Elim, to the north-west of Sinai. Shaw says there are now only nine fountains. (Haydock)
Strabo mentions a place of this description, five days' journey from Jericho, which was consecrated to the gods. (B. xvi. p. 511.) (Calmet)
We might here, (at the conclusion of the third age, according to those who call the deluge the first, and Abraham's call, the second,) pause, with Dr. Worthington, to take a view of the progress of the Church, and of the true doctrine, which has at all times been believed. But the attentive reader of the sacred text, and of these notes, will find this done to his hand almost in every page. Meditate upon these things. Take heed to thyself and to doctrine, be earnest in them, 1 Timothy iv. 15. The holy Job probably lived about this time, so that his book may serve to corroborate those truths, which were the objects of faith to some good men living among the Gentiles, as well as to the more favoured nation of the Jews. (Haydock)
They arrived at a place called Elim, where there were twelve very pure springs of water and a multitude of seventy flourishing palm trees. See the mystery of God—how, after the bitterness of the law, the richness of gospel piety abounds. There the one spring is harsh to drink, but here the many are all sweet to imbibe. Once there was no refreshment after weariness, but now there is refreshment after labor.

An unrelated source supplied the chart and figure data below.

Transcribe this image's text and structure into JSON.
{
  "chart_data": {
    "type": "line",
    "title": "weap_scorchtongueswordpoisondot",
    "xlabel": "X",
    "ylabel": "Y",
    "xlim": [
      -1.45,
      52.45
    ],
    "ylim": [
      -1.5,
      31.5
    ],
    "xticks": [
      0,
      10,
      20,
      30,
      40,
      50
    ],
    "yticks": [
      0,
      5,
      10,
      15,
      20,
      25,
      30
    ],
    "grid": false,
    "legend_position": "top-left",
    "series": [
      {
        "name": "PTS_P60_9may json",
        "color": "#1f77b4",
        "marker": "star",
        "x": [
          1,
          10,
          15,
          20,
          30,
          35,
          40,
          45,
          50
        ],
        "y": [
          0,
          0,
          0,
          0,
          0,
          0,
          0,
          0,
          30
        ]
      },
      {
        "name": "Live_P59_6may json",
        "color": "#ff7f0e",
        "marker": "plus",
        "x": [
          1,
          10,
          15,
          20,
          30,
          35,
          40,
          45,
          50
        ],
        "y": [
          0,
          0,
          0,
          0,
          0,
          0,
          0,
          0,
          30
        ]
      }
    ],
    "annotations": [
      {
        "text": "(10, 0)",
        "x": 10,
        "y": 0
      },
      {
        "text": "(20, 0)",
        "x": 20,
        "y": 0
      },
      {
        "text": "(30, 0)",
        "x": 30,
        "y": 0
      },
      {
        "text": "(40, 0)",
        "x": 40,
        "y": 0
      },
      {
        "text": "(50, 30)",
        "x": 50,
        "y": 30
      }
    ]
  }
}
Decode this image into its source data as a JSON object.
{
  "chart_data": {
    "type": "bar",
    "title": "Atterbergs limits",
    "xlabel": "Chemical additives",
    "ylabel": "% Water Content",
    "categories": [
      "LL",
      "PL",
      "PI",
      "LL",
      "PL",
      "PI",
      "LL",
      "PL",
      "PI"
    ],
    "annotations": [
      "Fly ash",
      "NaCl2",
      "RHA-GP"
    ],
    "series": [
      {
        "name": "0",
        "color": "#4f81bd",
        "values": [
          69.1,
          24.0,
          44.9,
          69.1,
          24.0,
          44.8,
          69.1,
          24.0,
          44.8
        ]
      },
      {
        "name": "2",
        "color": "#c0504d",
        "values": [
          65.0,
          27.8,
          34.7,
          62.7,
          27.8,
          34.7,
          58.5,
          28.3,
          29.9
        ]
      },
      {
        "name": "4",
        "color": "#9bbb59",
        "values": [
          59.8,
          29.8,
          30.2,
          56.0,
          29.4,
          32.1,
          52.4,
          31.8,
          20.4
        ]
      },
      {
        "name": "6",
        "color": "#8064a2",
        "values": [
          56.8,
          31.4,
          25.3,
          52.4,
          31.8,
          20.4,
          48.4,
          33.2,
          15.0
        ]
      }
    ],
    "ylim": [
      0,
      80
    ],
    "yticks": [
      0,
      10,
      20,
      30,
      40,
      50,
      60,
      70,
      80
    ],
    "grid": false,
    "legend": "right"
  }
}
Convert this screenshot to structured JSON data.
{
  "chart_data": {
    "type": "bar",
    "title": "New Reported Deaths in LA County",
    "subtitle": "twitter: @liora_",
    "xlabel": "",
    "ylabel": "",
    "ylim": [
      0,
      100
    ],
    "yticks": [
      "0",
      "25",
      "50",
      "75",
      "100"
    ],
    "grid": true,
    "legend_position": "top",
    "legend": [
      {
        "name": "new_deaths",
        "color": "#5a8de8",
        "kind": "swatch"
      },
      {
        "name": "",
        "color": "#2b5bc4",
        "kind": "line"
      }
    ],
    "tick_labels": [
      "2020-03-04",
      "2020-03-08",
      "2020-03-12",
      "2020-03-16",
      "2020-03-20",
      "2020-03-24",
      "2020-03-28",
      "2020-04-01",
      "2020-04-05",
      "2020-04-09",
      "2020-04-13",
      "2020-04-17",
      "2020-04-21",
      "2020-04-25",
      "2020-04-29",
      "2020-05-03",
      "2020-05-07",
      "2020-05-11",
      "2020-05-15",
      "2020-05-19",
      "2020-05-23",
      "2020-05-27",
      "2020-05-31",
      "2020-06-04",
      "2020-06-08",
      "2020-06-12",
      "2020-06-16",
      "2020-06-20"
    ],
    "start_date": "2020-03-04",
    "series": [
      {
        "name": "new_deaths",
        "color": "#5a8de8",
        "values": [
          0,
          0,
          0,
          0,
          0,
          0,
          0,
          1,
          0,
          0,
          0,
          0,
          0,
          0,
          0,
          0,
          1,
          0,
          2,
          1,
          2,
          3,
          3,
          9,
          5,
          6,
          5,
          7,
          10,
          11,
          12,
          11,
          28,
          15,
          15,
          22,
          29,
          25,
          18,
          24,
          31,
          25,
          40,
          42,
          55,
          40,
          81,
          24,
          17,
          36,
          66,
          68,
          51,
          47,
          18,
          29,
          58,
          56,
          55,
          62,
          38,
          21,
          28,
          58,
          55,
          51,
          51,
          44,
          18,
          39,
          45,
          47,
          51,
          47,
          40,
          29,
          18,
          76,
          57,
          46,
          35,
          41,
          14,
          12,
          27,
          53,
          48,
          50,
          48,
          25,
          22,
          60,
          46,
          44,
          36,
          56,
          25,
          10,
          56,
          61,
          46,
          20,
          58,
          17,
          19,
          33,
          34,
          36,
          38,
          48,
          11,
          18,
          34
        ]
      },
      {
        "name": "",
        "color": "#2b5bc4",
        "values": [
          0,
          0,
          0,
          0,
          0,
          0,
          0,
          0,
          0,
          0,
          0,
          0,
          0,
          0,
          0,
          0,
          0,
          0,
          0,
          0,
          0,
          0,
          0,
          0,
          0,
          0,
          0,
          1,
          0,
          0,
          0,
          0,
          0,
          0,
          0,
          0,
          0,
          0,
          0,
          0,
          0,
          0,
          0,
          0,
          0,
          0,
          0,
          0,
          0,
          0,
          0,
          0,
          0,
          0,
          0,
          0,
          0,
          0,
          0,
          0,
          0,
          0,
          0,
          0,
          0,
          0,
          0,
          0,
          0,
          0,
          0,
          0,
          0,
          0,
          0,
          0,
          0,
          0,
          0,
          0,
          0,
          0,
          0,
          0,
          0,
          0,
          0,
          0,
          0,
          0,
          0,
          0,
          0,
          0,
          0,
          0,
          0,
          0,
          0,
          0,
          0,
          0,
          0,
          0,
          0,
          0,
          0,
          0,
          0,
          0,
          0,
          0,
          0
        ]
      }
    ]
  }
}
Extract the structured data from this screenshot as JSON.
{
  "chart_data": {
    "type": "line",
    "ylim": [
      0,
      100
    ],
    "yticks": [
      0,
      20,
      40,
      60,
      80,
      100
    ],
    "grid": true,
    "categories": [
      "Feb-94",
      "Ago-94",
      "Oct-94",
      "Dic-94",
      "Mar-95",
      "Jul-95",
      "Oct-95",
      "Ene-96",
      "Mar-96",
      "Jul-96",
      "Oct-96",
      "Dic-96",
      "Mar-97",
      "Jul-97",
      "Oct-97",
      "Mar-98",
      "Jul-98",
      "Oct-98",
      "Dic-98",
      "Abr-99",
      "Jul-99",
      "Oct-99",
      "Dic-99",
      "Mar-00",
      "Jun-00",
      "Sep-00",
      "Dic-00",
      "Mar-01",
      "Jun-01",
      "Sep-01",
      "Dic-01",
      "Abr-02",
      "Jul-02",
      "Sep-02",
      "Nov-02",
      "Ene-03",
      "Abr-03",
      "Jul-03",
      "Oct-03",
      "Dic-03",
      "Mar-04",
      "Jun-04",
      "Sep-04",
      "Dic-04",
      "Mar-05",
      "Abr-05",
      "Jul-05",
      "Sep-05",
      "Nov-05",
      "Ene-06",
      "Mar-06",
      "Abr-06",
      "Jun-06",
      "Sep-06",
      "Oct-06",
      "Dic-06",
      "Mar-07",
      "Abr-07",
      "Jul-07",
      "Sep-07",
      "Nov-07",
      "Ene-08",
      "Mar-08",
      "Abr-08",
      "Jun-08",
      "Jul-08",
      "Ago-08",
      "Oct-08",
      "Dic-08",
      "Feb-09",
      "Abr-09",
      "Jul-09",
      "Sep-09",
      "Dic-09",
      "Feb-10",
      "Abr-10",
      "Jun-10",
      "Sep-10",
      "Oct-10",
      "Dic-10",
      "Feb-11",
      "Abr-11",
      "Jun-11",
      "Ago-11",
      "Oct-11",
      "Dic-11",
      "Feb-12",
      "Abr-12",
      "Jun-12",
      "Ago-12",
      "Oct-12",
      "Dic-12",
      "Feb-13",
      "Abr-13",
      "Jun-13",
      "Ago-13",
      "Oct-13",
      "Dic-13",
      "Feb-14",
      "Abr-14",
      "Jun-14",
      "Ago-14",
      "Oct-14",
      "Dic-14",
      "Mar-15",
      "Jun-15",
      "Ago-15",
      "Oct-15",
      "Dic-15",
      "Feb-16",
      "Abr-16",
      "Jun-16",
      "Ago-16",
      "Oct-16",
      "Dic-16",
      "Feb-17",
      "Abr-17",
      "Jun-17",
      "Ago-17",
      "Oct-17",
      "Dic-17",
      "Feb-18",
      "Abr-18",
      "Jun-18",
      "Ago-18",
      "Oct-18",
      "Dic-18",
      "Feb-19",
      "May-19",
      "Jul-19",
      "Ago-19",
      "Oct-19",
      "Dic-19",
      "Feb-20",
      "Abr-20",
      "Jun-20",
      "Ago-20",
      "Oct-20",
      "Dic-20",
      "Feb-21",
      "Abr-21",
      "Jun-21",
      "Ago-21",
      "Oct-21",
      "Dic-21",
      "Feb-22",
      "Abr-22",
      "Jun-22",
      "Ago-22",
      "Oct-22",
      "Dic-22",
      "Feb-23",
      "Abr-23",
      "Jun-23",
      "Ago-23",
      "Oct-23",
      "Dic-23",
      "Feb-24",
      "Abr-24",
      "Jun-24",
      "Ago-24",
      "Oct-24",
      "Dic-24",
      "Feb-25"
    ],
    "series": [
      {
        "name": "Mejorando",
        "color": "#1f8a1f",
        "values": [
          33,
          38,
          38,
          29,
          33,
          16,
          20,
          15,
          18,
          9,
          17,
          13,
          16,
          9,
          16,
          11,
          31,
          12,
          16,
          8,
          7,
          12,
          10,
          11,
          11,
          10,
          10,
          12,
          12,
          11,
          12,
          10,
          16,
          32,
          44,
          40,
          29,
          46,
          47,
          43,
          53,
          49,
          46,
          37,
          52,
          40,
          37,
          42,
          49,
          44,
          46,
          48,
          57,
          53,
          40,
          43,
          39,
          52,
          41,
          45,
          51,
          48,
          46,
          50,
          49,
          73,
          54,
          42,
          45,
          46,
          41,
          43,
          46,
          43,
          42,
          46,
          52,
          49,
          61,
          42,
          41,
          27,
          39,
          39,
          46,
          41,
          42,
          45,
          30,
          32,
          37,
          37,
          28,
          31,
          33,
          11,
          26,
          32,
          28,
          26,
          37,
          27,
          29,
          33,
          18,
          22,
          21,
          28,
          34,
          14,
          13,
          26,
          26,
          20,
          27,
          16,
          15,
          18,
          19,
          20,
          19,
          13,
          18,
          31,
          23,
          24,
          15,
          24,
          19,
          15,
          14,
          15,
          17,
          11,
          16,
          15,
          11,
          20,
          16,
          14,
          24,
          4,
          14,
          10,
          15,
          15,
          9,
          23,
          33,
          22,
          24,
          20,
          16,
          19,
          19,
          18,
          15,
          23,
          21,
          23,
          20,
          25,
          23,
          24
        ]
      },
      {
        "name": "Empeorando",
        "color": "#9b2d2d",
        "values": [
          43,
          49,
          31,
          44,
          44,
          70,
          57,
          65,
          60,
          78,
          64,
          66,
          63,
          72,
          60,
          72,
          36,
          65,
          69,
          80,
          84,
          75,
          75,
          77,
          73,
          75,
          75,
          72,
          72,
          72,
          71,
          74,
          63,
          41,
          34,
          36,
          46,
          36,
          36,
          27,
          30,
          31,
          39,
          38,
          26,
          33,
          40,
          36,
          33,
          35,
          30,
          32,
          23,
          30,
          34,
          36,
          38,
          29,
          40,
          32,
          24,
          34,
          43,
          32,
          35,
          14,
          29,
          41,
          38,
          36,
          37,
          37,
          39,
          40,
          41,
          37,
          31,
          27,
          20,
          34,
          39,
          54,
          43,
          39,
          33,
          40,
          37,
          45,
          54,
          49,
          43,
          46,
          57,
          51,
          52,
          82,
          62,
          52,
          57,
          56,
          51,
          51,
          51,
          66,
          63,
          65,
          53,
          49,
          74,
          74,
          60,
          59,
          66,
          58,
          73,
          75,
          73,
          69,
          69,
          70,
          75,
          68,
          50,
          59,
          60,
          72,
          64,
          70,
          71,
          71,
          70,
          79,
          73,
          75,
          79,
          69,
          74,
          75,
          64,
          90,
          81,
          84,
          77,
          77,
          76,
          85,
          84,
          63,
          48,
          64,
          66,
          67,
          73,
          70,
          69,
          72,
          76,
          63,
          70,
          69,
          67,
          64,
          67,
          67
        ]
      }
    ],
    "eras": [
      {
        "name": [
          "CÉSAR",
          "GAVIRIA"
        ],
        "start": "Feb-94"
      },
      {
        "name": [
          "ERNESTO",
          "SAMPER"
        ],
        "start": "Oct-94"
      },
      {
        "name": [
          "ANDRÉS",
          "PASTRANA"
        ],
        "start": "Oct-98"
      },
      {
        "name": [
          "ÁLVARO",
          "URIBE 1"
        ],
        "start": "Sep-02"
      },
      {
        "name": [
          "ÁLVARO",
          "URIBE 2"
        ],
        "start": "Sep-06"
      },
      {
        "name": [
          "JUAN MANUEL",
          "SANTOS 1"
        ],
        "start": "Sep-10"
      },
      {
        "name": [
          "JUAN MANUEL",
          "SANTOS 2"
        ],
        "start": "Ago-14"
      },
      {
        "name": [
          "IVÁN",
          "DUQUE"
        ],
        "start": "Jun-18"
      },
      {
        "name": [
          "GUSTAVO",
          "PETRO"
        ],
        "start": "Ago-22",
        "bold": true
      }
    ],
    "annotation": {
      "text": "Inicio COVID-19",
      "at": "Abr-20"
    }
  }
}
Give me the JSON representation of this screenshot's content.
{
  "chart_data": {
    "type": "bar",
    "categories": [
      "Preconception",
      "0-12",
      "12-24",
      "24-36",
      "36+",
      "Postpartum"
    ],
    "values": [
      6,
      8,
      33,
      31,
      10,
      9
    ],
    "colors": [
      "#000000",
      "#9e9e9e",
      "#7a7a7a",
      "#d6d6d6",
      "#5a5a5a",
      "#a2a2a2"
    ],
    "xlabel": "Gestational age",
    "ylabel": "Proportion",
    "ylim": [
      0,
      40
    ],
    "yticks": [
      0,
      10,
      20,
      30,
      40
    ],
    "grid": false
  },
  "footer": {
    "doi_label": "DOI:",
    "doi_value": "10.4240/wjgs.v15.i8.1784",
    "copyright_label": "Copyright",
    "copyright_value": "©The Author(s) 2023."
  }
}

For springs are at the disposal of the thirsty, and palms are offered to victors. Palms are offered to victors, I say, because after the hardness of the law it is a victory to have arrived at the grace of the gospel. For part of the victor’s reward is to moisten his mouth from a flowing spring and to take the triumphal palm in his hand. With the spring the confessor’s tongue is purified, and with the palm the martyr’s hand is honored—the former because it has praised the glory of Christ, the latter because it has refused the altar of sacrilege.